5. Does It Continue to Evolve?
One defining feature of scientific infrastructure is that it is never finished.
New hardware appears. New algorithms appear. New scientific demands appear. This makes sustained iteration more important than a single innovation.
TensorCircuit's history is a good example. The project was first released in April 2020. From 2020 to 2021, TensorCircuit completed its core architecture, automatic differentiation mechanism, and early quantum algorithm modules, establishing the academic foundation for a unified tensor-computing framework. From 2021 to 2024, under the Apache License 2.0, the project continued to evolve in engineering: performance optimization, interface standardization, multi-backend support, and community ecosystem development gradually turned it into an open-source platform for global research users and developers.
Since the launch of TensorCircuit-NG, or "Next Generation", in 2024, the project has moved beyond a quantum computing software framework toward a broader next-generation research infrastructure. It explores deeper integration among quantum computing, supercomputing, and intelligent computing, while continuing to expand its ecosystem in AI4Science and related areas.
Sustained iteration is also visible in upstream and downstream ecosystem contributions. Upstream, core developers have contributed to standard machine learning frameworks such as TensorFlow, including work related to the automatic differentiation formula for complex-valued singular value decomposition and fixes to vectorized matrix multiplication. In the tensor-network ecosystem, TensorNetwork-NG continues to maintain the original Google TensorNetwork framework and keep it usable. Downstream, TenCirChem extends TensorCircuit capabilities into quantum computational chemistry workflows.
These upstream and downstream contributions show that TensorCircuit-NG does not confine itself to a single framework. Instead, it builds connections among machine learning, tensor networks, quantum chemistry, and high-performance computing. This matters for Quantum x AI x HPC integration, because future research infrastructure cannot serve only one model family, one hardware type, or one class of algorithms.
In the TC-NG architecture:
- quantum circuits;
- neural networks;
- tensor networks;
are brought into a unified computation-graph system.
At the same time:
- CPUs;
- GPUs;
- HPC clusters;
- QPUs;
are becoming part of a unified resource pool.

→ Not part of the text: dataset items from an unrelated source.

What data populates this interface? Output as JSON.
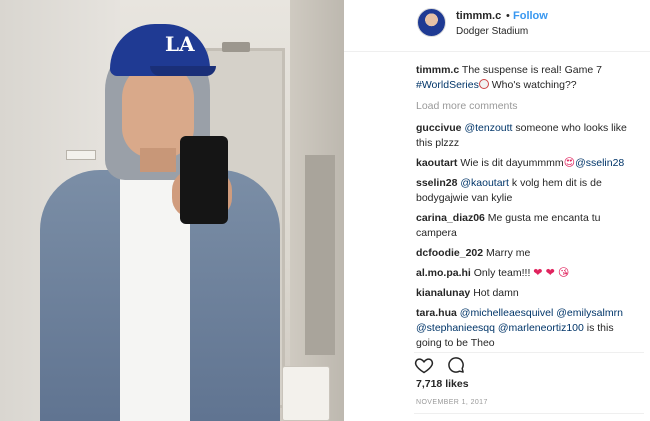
{
  "post": {
    "username": "timmm.c",
    "separator": "•",
    "follow_label": "Follow",
    "location": "Dodger Stadium",
    "cap_logo": "LA"
  },
  "caption": {
    "user": "timmm.c",
    "text_before": " The suspense is real! Game 7",
    "hashtag": "#WorldSeries",
    "text_after": " Who's watching??"
  },
  "load_more": "Load more comments",
  "comments": [
    {
      "user": "guccivue",
      "parts": [
        {
          "link": "@tenzoutt"
        },
        {
          "text": " someone who looks like this plzzz"
        }
      ]
    },
    {
      "user": "kaoutart",
      "parts": [
        {
          "text": " Wie is dit dayummmm"
        },
        {
          "link": "@sselin28"
        }
      ]
    },
    {
      "user": "sselin28",
      "parts": [
        {
          "link": "@kaoutart"
        },
        {
          "text": " k volg hem dit is de bodygajwie van kylie"
        }
      ]
    },
    {
      "user": "carina_diaz06",
      "parts": [
        {
          "text": " Me gusta me encanta tu campera"
        }
      ]
    },
    {
      "user": "dcfoodie_202",
      "parts": [
        {
          "text": " Marry me"
        }
      ]
    },
    {
      "user": "al.mo.pa.hi",
      "parts": [
        {
          "text": " Only team!!! "
        }
      ]
    },
    {
      "user": "kianalunay",
      "parts": [
        {
          "text": " Hot damn"
        }
      ]
    },
    {
      "user": "tara.hua",
      "parts": [
        {
          "link": "@michelleaesquivel"
        },
        {
          "text": " "
        },
        {
          "link": "@emilysalmrn"
        },
        {
          "text": " "
        },
        {
          "link": "@stephanieesqq"
        },
        {
          "text": " "
        },
        {
          "link": "@marleneortiz100"
        },
        {
          "text": " is this going to be Theo"
        }
      ]
    }
  ],
  "likes": "7,718 likes",
  "date": "NOVEMBER 1, 2017",
  "icons": {
    "like": "heart-outline-icon",
    "comment": "speech-bubble-icon"
  },
  "colors": {
    "link": "#003569",
    "follow": "#3897f0",
    "muted": "#999999",
    "text": "#262626"
  }
}
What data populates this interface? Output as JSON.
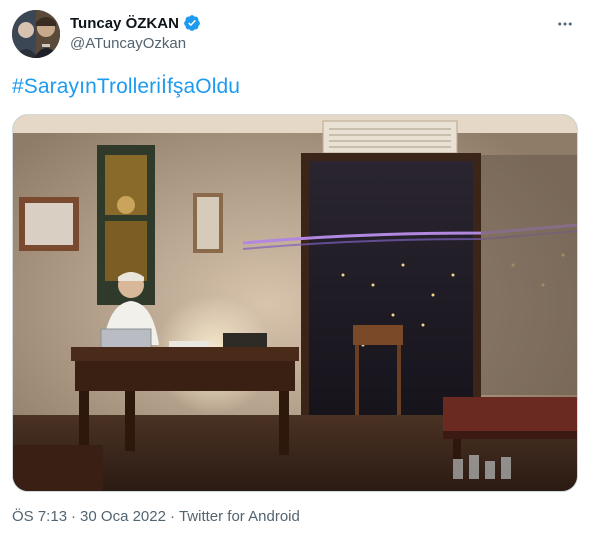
{
  "author": {
    "display_name": "Tuncay ÖZKAN",
    "handle": "@ATuncayOzkan",
    "verified": true
  },
  "tweet": {
    "hashtag": "#SarayınTrolleriİfşaOldu"
  },
  "media": {
    "type": "photo"
  },
  "meta": {
    "time": "ÖS 7:13",
    "separator": "·",
    "date": "30 Oca 2022",
    "source": "Twitter for Android"
  },
  "icons": {
    "verified": "verified-badge-icon",
    "more": "more-options-icon"
  },
  "colors": {
    "link": "#1d9bf0",
    "secondary_text": "#536471",
    "verified": "#1d9bf0"
  }
}
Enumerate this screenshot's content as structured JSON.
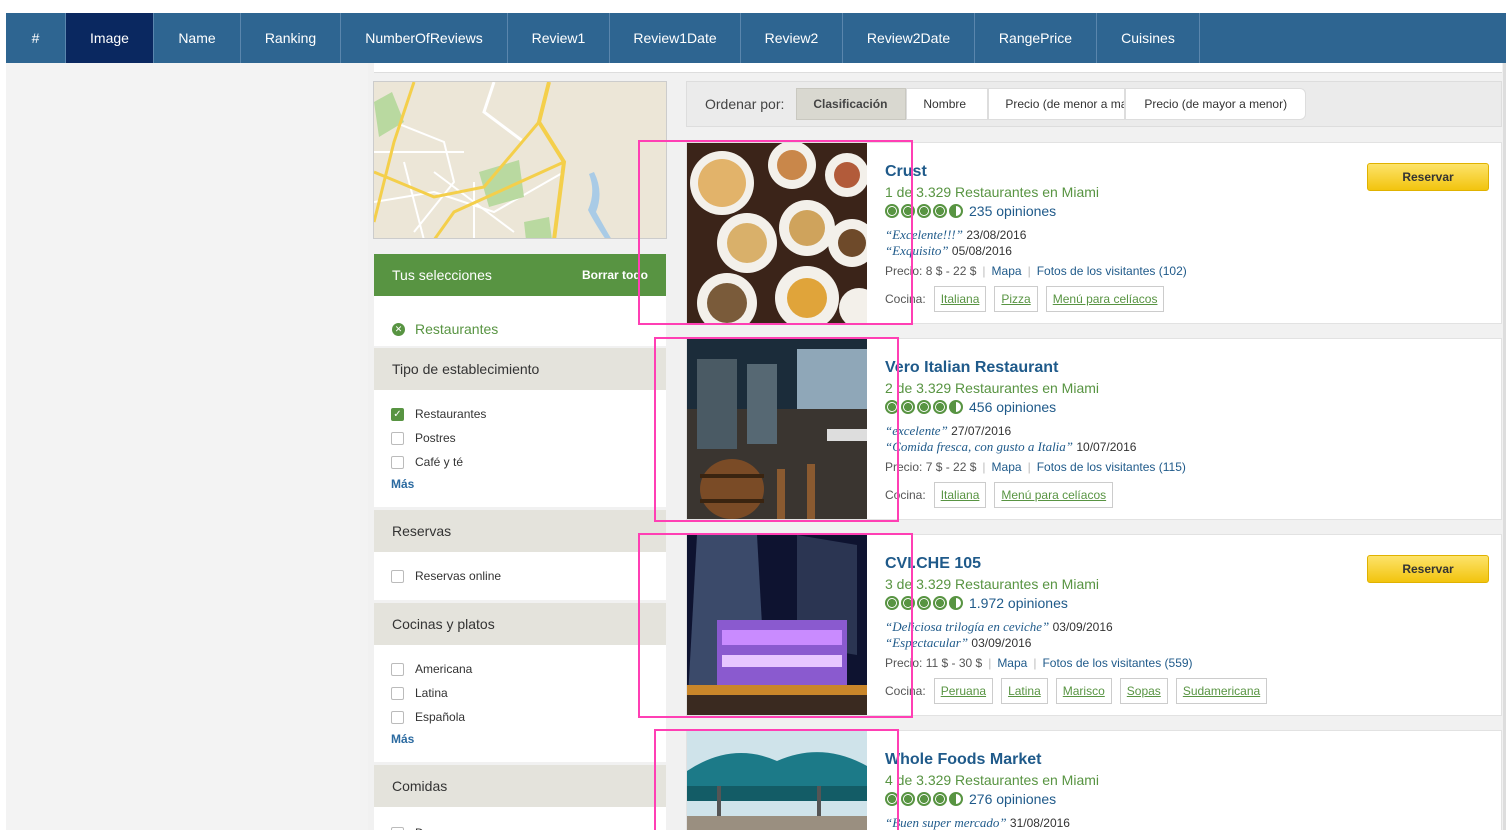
{
  "columns": [
    {
      "label": "#",
      "width": 60
    },
    {
      "label": "Image",
      "width": 88,
      "active": true
    },
    {
      "label": "Name",
      "width": 87
    },
    {
      "label": "Ranking",
      "width": 100
    },
    {
      "label": "NumberOfReviews",
      "width": 167
    },
    {
      "label": "Review1",
      "width": 102
    },
    {
      "label": "Review1Date",
      "width": 131
    },
    {
      "label": "Review2",
      "width": 102
    },
    {
      "label": "Review2Date",
      "width": 132
    },
    {
      "label": "RangePrice",
      "width": 122
    },
    {
      "label": "Cuisines",
      "width": 103
    }
  ],
  "sidebar": {
    "selections_title": "Tus selecciones",
    "clear_all": "Borrar todo",
    "selected_item": "Restaurantes",
    "establishment": {
      "title": "Tipo de establecimiento",
      "options": [
        {
          "label": "Restaurantes",
          "checked": true
        },
        {
          "label": "Postres",
          "checked": false
        },
        {
          "label": "Café y té",
          "checked": false
        }
      ],
      "more": "Más"
    },
    "reservations": {
      "title": "Reservas",
      "options": [
        {
          "label": "Reservas online",
          "checked": false
        }
      ]
    },
    "cuisines": {
      "title": "Cocinas y platos",
      "options": [
        {
          "label": "Americana",
          "checked": false
        },
        {
          "label": "Latina",
          "checked": false
        },
        {
          "label": "Española",
          "checked": false
        }
      ],
      "more": "Más"
    },
    "meals": {
      "title": "Comidas",
      "options": [
        {
          "label": "Desayuno",
          "checked": false
        }
      ]
    }
  },
  "sort": {
    "label": "Ordenar por:",
    "options": [
      {
        "label": "Clasificación",
        "active": true
      },
      {
        "label": "Nombre"
      },
      {
        "label": "Precio (de menor a ma"
      },
      {
        "label": "Precio (de mayor a menor)"
      }
    ]
  },
  "restaurants": [
    {
      "name": "Crust",
      "ranking": "1 de 3.329 Restaurantes en Miami",
      "rating": 4.5,
      "reviews": "235 opiniones",
      "review1": "“Excelente!!!”",
      "review1_date": "23/08/2016",
      "review2": "“Exquisito”",
      "review2_date": "05/08/2016",
      "price_label": "Precio:",
      "price": "8 $ - 22 $",
      "map_link": "Mapa",
      "photos_link": "Fotos de los visitantes (102)",
      "cuisine_label": "Cocina:",
      "cuisines": [
        "Italiana",
        "Pizza",
        "Menú para celíacos"
      ],
      "reserve": "Reservar",
      "photo_kind": "food"
    },
    {
      "name": "Vero Italian Restaurant",
      "ranking": "2 de 3.329 Restaurantes en Miami",
      "rating": 4.5,
      "reviews": "456 opiniones",
      "review1": "“excelente”",
      "review1_date": "27/07/2016",
      "review2": "“Comida fresca, con gusto a Italia”",
      "review2_date": "10/07/2016",
      "price_label": "Precio:",
      "price": "7 $ - 22 $",
      "map_link": "Mapa",
      "photos_link": "Fotos de los visitantes (115)",
      "cuisine_label": "Cocina:",
      "cuisines": [
        "Italiana",
        "Menú para celíacos"
      ],
      "reserve": "",
      "photo_kind": "interior"
    },
    {
      "name": "CVI.CHE 105",
      "ranking": "3 de 3.329 Restaurantes en Miami",
      "rating": 4.5,
      "reviews": "1.972 opiniones",
      "review1": "“Deliciosa trilogía en ceviche”",
      "review1_date": "03/09/2016",
      "review2": "“Espectacular”",
      "review2_date": "03/09/2016",
      "price_label": "Precio:",
      "price": "11 $ - 30 $",
      "map_link": "Mapa",
      "photos_link": "Fotos de los visitantes (559)",
      "cuisine_label": "Cocina:",
      "cuisines": [
        "Peruana",
        "Latina",
        "Marisco",
        "Sopas",
        "Sudamericana"
      ],
      "reserve": "Reservar",
      "photo_kind": "building"
    },
    {
      "name": "Whole Foods Market",
      "ranking": "4 de 3.329 Restaurantes en Miami",
      "rating": 4.5,
      "reviews": "276 opiniones",
      "review1": "“Buen super mercado”",
      "review1_date": "31/08/2016",
      "review2": "",
      "review2_date": "",
      "price_label": "",
      "price": "",
      "map_link": "",
      "photos_link": "",
      "cuisine_label": "",
      "cuisines": [],
      "reserve": "",
      "photo_kind": "umbrellas"
    }
  ],
  "colors": {
    "header_bg": "#2e6591",
    "header_active": "#0a2860",
    "green": "#589442",
    "link_blue": "#1f5a8a",
    "highlight": "#ff3fb4",
    "reserve_yellow": "#f2c40e"
  }
}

This marks a shift in platform positioning: from a quantum software framework to infrastructure for future scientific computing. Compared with projects that remain at the stage of concept demonstrations, short-term packaging, or slide-based roadmaps, more than six years of open-source development, continuous iteration, and repeated research-community validation say much more about a platform's real engineering capacity and long-term value.
Conclusion: What Builds Trust in Scientific Infrastructure?
In the rapid development of Quantum x AI x HPC, industry narratives are converging.
More and more platforms now talk about:
- AI4Science;
- hybrid quantum-classical computing;
- scientific research infrastructure.
These directions are worth pursuing. But for users, researchers, and industry partners, the core criteria have not changed:
Is the platform fully open source?
Does it provide public benchmarks?
Is it broadly and continuously used by high-quality research communities?
Has it supported cross-industry application cases?
Does it continue to evolve through sustained version updates?
Once these questions are answered one by one, the value of a platform does not need to depend on slogans or conceptual messaging. For scientific infrastructure, long-term trust is built on verifiable code, reproducible experiments, growing academic adoption, application spillover into real problems, and engineering iteration that stands the test of time. In an era where technical narratives increasingly sound alike, these qualities are especially valuable.